Suppose $x_1,x_2,...,x_m\in S_n$ are uniformly randomly chosen ($m=O(1)$, or at least $m\ll n!$) and that they generate the entirety of $S_n$. (The probability that two random generators (i.e., $m=2$) generate $S_n$ is already about $3/4$ for large $n$, [0] so heuristically you'd expect most combinations for even $n=3$ to work anyway.) Let $a_0=I$ begin at the identity permutation and $a_{i+1}=a_ix_k$, where $k$ is chosen uniformly at random.

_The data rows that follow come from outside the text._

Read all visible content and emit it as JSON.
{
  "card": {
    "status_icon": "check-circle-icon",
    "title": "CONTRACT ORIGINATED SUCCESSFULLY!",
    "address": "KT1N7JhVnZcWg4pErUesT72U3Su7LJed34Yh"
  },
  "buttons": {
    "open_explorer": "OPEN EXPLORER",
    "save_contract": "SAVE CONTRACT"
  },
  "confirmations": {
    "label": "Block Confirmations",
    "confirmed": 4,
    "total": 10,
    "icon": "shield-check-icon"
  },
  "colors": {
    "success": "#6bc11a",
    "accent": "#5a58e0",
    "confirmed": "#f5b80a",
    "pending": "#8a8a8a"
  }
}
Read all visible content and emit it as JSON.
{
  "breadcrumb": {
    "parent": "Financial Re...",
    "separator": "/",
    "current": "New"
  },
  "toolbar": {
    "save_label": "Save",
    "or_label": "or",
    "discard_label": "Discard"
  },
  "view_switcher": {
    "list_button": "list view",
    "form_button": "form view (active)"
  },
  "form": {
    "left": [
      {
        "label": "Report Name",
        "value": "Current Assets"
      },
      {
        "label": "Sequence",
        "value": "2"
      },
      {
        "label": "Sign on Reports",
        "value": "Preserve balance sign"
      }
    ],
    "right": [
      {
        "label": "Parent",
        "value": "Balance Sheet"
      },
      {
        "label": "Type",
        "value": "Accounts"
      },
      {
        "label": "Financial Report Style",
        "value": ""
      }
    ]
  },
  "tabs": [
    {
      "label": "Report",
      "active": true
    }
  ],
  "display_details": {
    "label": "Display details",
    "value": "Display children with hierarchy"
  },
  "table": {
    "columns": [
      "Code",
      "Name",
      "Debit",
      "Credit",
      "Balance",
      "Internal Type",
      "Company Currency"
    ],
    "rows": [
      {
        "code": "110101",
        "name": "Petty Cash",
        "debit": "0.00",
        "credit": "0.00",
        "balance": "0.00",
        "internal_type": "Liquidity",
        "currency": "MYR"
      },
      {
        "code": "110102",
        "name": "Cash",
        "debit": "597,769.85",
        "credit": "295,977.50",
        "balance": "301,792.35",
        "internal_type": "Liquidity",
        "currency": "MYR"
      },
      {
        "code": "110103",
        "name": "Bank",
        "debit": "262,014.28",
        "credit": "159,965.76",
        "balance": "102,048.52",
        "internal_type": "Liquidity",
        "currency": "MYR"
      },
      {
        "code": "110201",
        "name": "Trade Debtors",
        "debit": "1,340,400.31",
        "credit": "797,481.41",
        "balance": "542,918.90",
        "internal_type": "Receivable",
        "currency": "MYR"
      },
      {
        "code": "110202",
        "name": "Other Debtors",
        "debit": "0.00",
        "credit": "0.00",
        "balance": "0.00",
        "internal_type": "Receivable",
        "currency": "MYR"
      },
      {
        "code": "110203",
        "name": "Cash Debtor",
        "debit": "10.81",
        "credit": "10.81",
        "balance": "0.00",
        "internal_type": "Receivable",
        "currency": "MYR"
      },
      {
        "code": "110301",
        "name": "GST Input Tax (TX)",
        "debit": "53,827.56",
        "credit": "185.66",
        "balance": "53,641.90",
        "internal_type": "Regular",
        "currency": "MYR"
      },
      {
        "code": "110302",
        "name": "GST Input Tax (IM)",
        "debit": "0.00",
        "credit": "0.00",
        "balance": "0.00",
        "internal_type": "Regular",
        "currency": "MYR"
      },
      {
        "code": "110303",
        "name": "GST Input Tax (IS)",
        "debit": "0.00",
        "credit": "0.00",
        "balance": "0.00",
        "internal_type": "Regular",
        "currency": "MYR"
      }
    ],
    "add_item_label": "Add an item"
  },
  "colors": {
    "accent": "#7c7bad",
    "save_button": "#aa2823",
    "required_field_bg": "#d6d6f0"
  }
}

For a fixed, uniformly randomly chosen $p\in S_n$, what is the expected value of the first $i$ such that $a_i=p$? In other words, what is the expected length of a random walk ending on $p$ on the (directed) Cayley graph of $S_n$ generated by $\{x_i\}$?
I'm looking for crude heuristics, not necessarily rigorous ones—I'm just struggling to visualize the problem. I suppose the difficulty in visualization relates to the unintuitive fact that permutations tend to have a rather small order and thus don't "mix" well. I can find some related results: for example, for two randomly chosen $g,h\in S_n$ which generate $S_n$ (or in fact $A_n$), along with their inverses $g^{-1},h^{-1}$, the average shortest word to an arbitrary permutation is $O(n^2 (\log n)^c)$ for some absolute constant $c$. [1] [2] contains some results and a conjecture on the worst-case diameter with $O(1)$ generators. But I can't seem to find estimates for a random walk.
[0] https://math.stackexchange.com/a/453068/677124
[1] https://www.sciencedirect.com/science/article/pii/S0021869314004797
[2] https://pages.uoregon.edu/kantor/PAPERS/STOCdiameter.pdf